EDUCATION THEORY MADE PRACTICAL – Volume 3, Part 6: Programmatic Assessment

As part of the ALiEM Faculty Incubator program, teams of 2-4 incubator participants authored a primer on a key education theory, linking the abstract to practical scenarios. For the third year, these posts are being serialized on our blog, as a joint collaboration with ALiEM. You can view the first e-book here – the second is nearing completion and will soon be released.  You can view all the blog posts from series 1 and 2 here.

The ALiEM team loves hearing your feedback prior to publication. No comment is too big or too small and they will be used to refine each primer prior to the eBook publication.  (note: the blog posts themselves will remain unchanged)

This is the sixth post of Volume 3. You can find the previous posts here: Bolman and Deal’s Four-Frame Model; Validity; Mayer’s Cognitive Theory of Multimedia LearningThe Kirkpatrick Model: Four Levels of Learning Evaluation and Curriculum Development.

————————————————————————————————————————–

Programmatic Assessment

Authors: Elizabeth Dubey; Christian Jones (@jonessurgery); Annahieta Kalantari (@akkalantari)

Editor: Sara M. Krzyzaniak (@SMKrzyz)

Main Authors or Originators: Lambert W. T. Schuwirth, Cees P. M. Van der Vleuten
Other important authors or works: Roger Ellis, Joost Dijkstra

Part 1: The Hook

Sonja excelled in medical school. She flew through her nonclinical years, earned honors on her rotations, and got outstanding letters of recommendation from her mentors.

Intern year was… different.

Sonja struggled to find her way in the busy urban hospital where she trained. Her patient care dedication never lapsed, but she constantly felt she was barely keeping up with the endless flow of test results and pending procedures. Her interactions with senior residents and attending physicians were all business: here’s what needs to be done, let me know when it is complete.

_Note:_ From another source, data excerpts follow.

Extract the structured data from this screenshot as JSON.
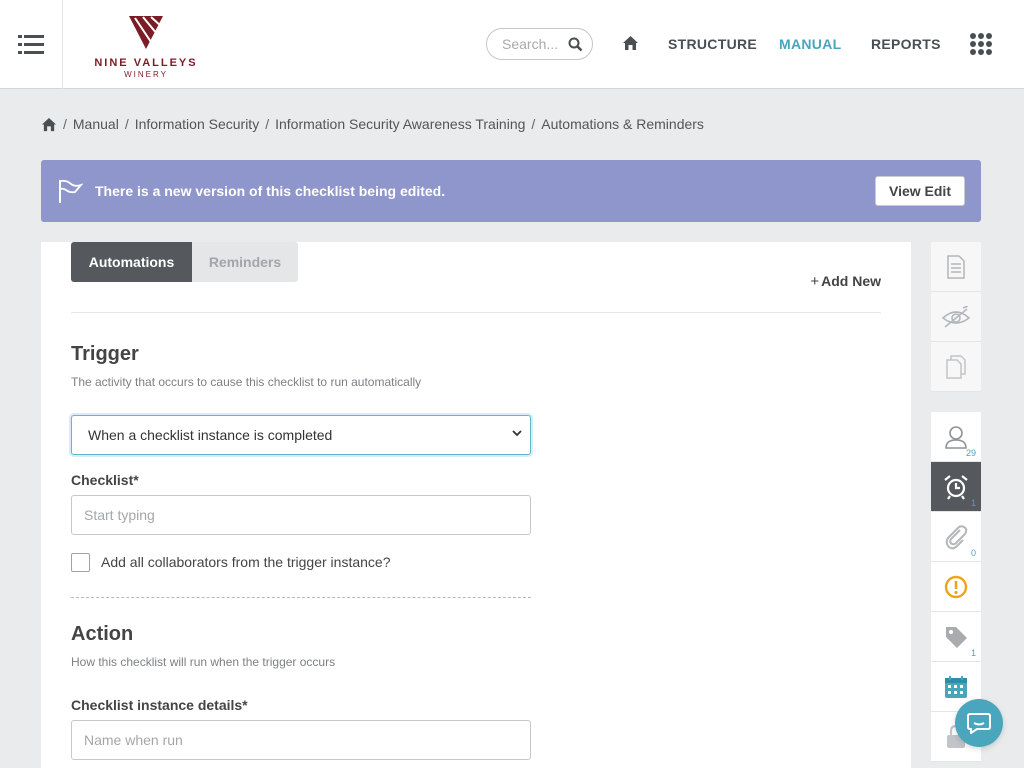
{
  "brand": {
    "name": "NINE VALLEYS",
    "sub": "WINERY",
    "color": "#7a1d27"
  },
  "header": {
    "search_placeholder": "Search...",
    "nav": {
      "structure": "STRUCTURE",
      "manual": "MANUAL",
      "reports": "REPORTS"
    },
    "active_color": "#47a6bb"
  },
  "breadcrumb": {
    "items": [
      "Manual",
      "Information Security",
      "Information Security Awareness Training",
      "Automations & Reminders"
    ]
  },
  "banner": {
    "message": "There is a new version of this checklist being edited.",
    "button": "View Edit",
    "color": "#8f96cb"
  },
  "tabs": [
    {
      "label": "Automations"
    },
    {
      "label": "Reminders"
    }
  ],
  "add_new": "Add New",
  "trigger": {
    "title": "Trigger",
    "description": "The activity that occurs to cause this checklist to run automatically",
    "selected": "When a checklist instance is completed",
    "checklist_label": "Checklist*",
    "checklist_placeholder": "Start typing",
    "collaborators_label": "Add all collaborators from the trigger instance?"
  },
  "action": {
    "title": "Action",
    "description": "How this checklist will run when the trigger occurs",
    "details_label": "Checklist instance details*",
    "details_placeholder": "Name when run"
  },
  "sidebar": {
    "counts": {
      "users": "29",
      "alarm": "1",
      "attachments": "0",
      "tags": "1"
    }
  }
}
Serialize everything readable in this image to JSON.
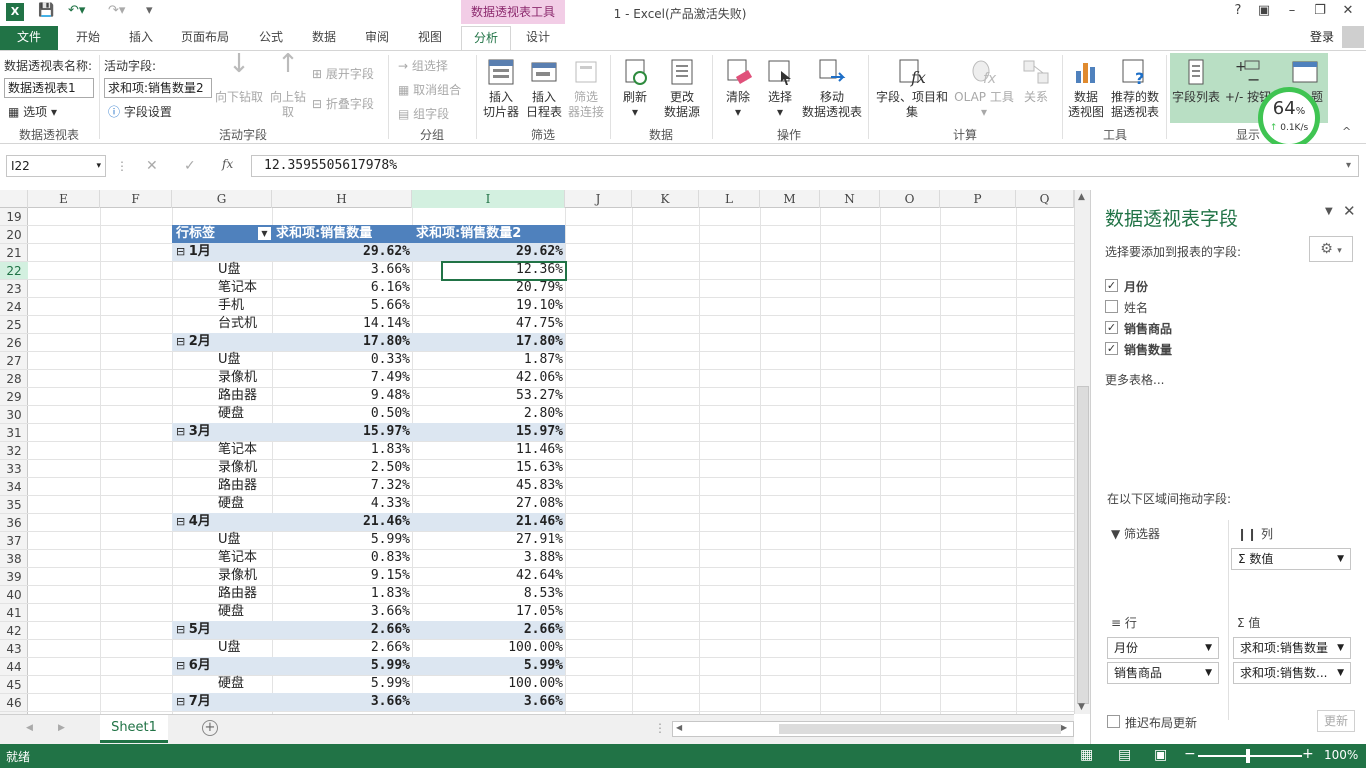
{
  "title_bar": {
    "ctx_title": "数据透视表工具",
    "doc_title": "1 - Excel(产品激活失败)",
    "login": "登录",
    "help": "?"
  },
  "tabs": {
    "file": "文件",
    "home": "开始",
    "insert": "插入",
    "layout": "页面布局",
    "formulas": "公式",
    "data": "数据",
    "review": "审阅",
    "view": "视图",
    "analyze": "分析",
    "design": "设计"
  },
  "ribbon": {
    "pt_name_label": "数据透视表名称:",
    "pt_name": "数据透视表1",
    "options": "选项",
    "active_field_label": "活动字段:",
    "active_field": "求和项:销售数量2",
    "field_settings": "字段设置",
    "drill_down": "向下钻取",
    "drill_up": "向上钻\n取",
    "expand": "展开字段",
    "collapse": "折叠字段",
    "group_sel": "组选择",
    "ungroup": "取消组合",
    "group_field": "组字段",
    "slicer": "插入\n切片器",
    "timeline": "插入\n日程表",
    "filter_conn": "筛选\n器连接",
    "refresh": "刷新",
    "change_source": "更改\n数据源",
    "clear": "清除",
    "select": "选择",
    "move": "移动\n数据透视表",
    "fields_items": "字段、项目和\n集",
    "olap": "OLAP 工具",
    "relations": "关系",
    "pivotchart": "数据\n透视图",
    "recommended": "推荐的数\n据透视表",
    "field_list": "字段列表",
    "plusminus": "+/- 按钮",
    "headers": "题",
    "groups": {
      "pivot": "数据透视表",
      "active": "活动字段",
      "group": "分组",
      "filter": "筛选",
      "data": "数据",
      "actions": "操作",
      "calc": "计算",
      "tools": "工具",
      "show": "显示"
    }
  },
  "speed": {
    "percent": "64",
    "unit": "%",
    "rate": "0.1K/s"
  },
  "formula_bar": {
    "cell": "I22",
    "value": "12.3595505617978%"
  },
  "columns": [
    "E",
    "F",
    "G",
    "H",
    "I",
    "J",
    "K",
    "L",
    "M",
    "N",
    "O",
    "P",
    "Q"
  ],
  "rows": [
    "19",
    "20",
    "21",
    "22",
    "23",
    "24",
    "25",
    "26",
    "27",
    "28",
    "29",
    "30",
    "31",
    "32",
    "33",
    "34",
    "35",
    "36",
    "37",
    "38",
    "39",
    "40",
    "41",
    "42",
    "43",
    "44",
    "45",
    "46"
  ],
  "pivot": {
    "headers": [
      "行标签",
      "求和项:销售数量",
      "求和项:销售数量2"
    ],
    "rows": [
      {
        "type": "month",
        "label": "1月",
        "h": "29.62%",
        "i": "29.62%"
      },
      {
        "type": "item",
        "label": "U盘",
        "h": "3.66%",
        "i": "12.36%"
      },
      {
        "type": "item",
        "label": "笔记本",
        "h": "6.16%",
        "i": "20.79%"
      },
      {
        "type": "item",
        "label": "手机",
        "h": "5.66%",
        "i": "19.10%"
      },
      {
        "type": "item",
        "label": "台式机",
        "h": "14.14%",
        "i": "47.75%"
      },
      {
        "type": "month",
        "label": "2月",
        "h": "17.80%",
        "i": "17.80%"
      },
      {
        "type": "item",
        "label": "U盘",
        "h": "0.33%",
        "i": "1.87%"
      },
      {
        "type": "item",
        "label": "录像机",
        "h": "7.49%",
        "i": "42.06%"
      },
      {
        "type": "item",
        "label": "路由器",
        "h": "9.48%",
        "i": "53.27%"
      },
      {
        "type": "item",
        "label": "硬盘",
        "h": "0.50%",
        "i": "2.80%"
      },
      {
        "type": "month",
        "label": "3月",
        "h": "15.97%",
        "i": "15.97%"
      },
      {
        "type": "item",
        "label": "笔记本",
        "h": "1.83%",
        "i": "11.46%"
      },
      {
        "type": "item",
        "label": "录像机",
        "h": "2.50%",
        "i": "15.63%"
      },
      {
        "type": "item",
        "label": "路由器",
        "h": "7.32%",
        "i": "45.83%"
      },
      {
        "type": "item",
        "label": "硬盘",
        "h": "4.33%",
        "i": "27.08%"
      },
      {
        "type": "month",
        "label": "4月",
        "h": "21.46%",
        "i": "21.46%"
      },
      {
        "type": "item",
        "label": "U盘",
        "h": "5.99%",
        "i": "27.91%"
      },
      {
        "type": "item",
        "label": "笔记本",
        "h": "0.83%",
        "i": "3.88%"
      },
      {
        "type": "item",
        "label": "录像机",
        "h": "9.15%",
        "i": "42.64%"
      },
      {
        "type": "item",
        "label": "路由器",
        "h": "1.83%",
        "i": "8.53%"
      },
      {
        "type": "item",
        "label": "硬盘",
        "h": "3.66%",
        "i": "17.05%"
      },
      {
        "type": "month",
        "label": "5月",
        "h": "2.66%",
        "i": "2.66%"
      },
      {
        "type": "item",
        "label": "U盘",
        "h": "2.66%",
        "i": "100.00%"
      },
      {
        "type": "month",
        "label": "6月",
        "h": "5.99%",
        "i": "5.99%"
      },
      {
        "type": "item",
        "label": "硬盘",
        "h": "5.99%",
        "i": "100.00%"
      },
      {
        "type": "month",
        "label": "7月",
        "h": "3.66%",
        "i": "3.66%"
      }
    ]
  },
  "sheet": {
    "tab": "Sheet1"
  },
  "status": {
    "ready": "就绪",
    "zoom": "100%"
  },
  "pane": {
    "title": "数据透视表字段",
    "subtitle": "选择要添加到报表的字段:",
    "fields": [
      {
        "label": "月份",
        "checked": true
      },
      {
        "label": "姓名",
        "checked": false
      },
      {
        "label": "销售商品",
        "checked": true
      },
      {
        "label": "销售数量",
        "checked": true
      }
    ],
    "more_tables": "更多表格...",
    "drag_label": "在以下区域间拖动字段:",
    "filters": "筛选器",
    "columns": "列",
    "rows": "行",
    "values": "值",
    "col_item": "数值",
    "row_items": [
      "月份",
      "销售商品"
    ],
    "value_items": [
      "求和项:销售数量",
      "求和项:销售数..."
    ],
    "defer": "推迟布局更新",
    "update": "更新"
  },
  "colors": {
    "accent": "#217346",
    "pivot_header": "#4f81bd",
    "month_row": "#dce6f1",
    "context": "#f2cde6"
  }
}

This was mirrored in her regular summative evaluations: “Doing fine”, “Keep reading”, and “Hard worker” were the norm.

When her program director (PD) met with Sonja six months into internship, feedback was limited. “I haven’t heard about any major problems,” the PD noted. “How have you been doing?”

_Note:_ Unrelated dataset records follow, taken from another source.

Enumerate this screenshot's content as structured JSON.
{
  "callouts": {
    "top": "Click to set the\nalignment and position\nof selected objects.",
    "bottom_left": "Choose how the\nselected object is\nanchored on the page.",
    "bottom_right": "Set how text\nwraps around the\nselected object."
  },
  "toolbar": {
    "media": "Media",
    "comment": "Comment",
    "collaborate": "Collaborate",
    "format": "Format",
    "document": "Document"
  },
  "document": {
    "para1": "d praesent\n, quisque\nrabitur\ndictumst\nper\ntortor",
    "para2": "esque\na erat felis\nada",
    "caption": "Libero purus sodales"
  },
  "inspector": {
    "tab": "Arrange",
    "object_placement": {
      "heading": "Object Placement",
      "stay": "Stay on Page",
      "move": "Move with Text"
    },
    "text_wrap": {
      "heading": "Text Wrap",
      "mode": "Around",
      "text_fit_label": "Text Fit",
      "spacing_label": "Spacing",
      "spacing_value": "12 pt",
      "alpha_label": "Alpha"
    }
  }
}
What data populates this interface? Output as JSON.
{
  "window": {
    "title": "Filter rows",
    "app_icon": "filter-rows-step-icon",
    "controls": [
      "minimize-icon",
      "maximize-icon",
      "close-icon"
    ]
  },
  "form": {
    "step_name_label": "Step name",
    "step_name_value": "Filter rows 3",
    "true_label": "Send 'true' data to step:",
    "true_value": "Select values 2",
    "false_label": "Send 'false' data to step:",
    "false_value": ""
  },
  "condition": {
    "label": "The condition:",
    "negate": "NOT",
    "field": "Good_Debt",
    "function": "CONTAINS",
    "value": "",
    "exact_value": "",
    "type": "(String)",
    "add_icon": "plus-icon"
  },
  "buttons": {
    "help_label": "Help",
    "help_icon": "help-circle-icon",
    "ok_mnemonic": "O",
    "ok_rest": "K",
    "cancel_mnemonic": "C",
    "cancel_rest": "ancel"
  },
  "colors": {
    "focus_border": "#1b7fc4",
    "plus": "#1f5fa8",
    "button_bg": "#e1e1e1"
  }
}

The young doctor was reluctant to discuss her uncertainties, and stuck with “Fine, I think.” The two made plans to discuss her progress again after the annual inservice exam.

That, unfortunately, did not go well. Sonja was shocked to find she scored in the 14th percentile on the test and was already expecting the PD’s call. More shock was to come, however; much to her surprise, Sonja was placed on academic probation. She’d be assigned a mentor and a “learning specialist” with whom she was required to meet every other week. If she continued to perform “this poorly”, she was told, she’d be asked to leave the program. The PD asked her if she had considered another specialty.

Part 2: The Meat

Overview

Programmatic assessment utilizes data points from various sources and assessment tools for making high-stakes decisions and to facilitate learning.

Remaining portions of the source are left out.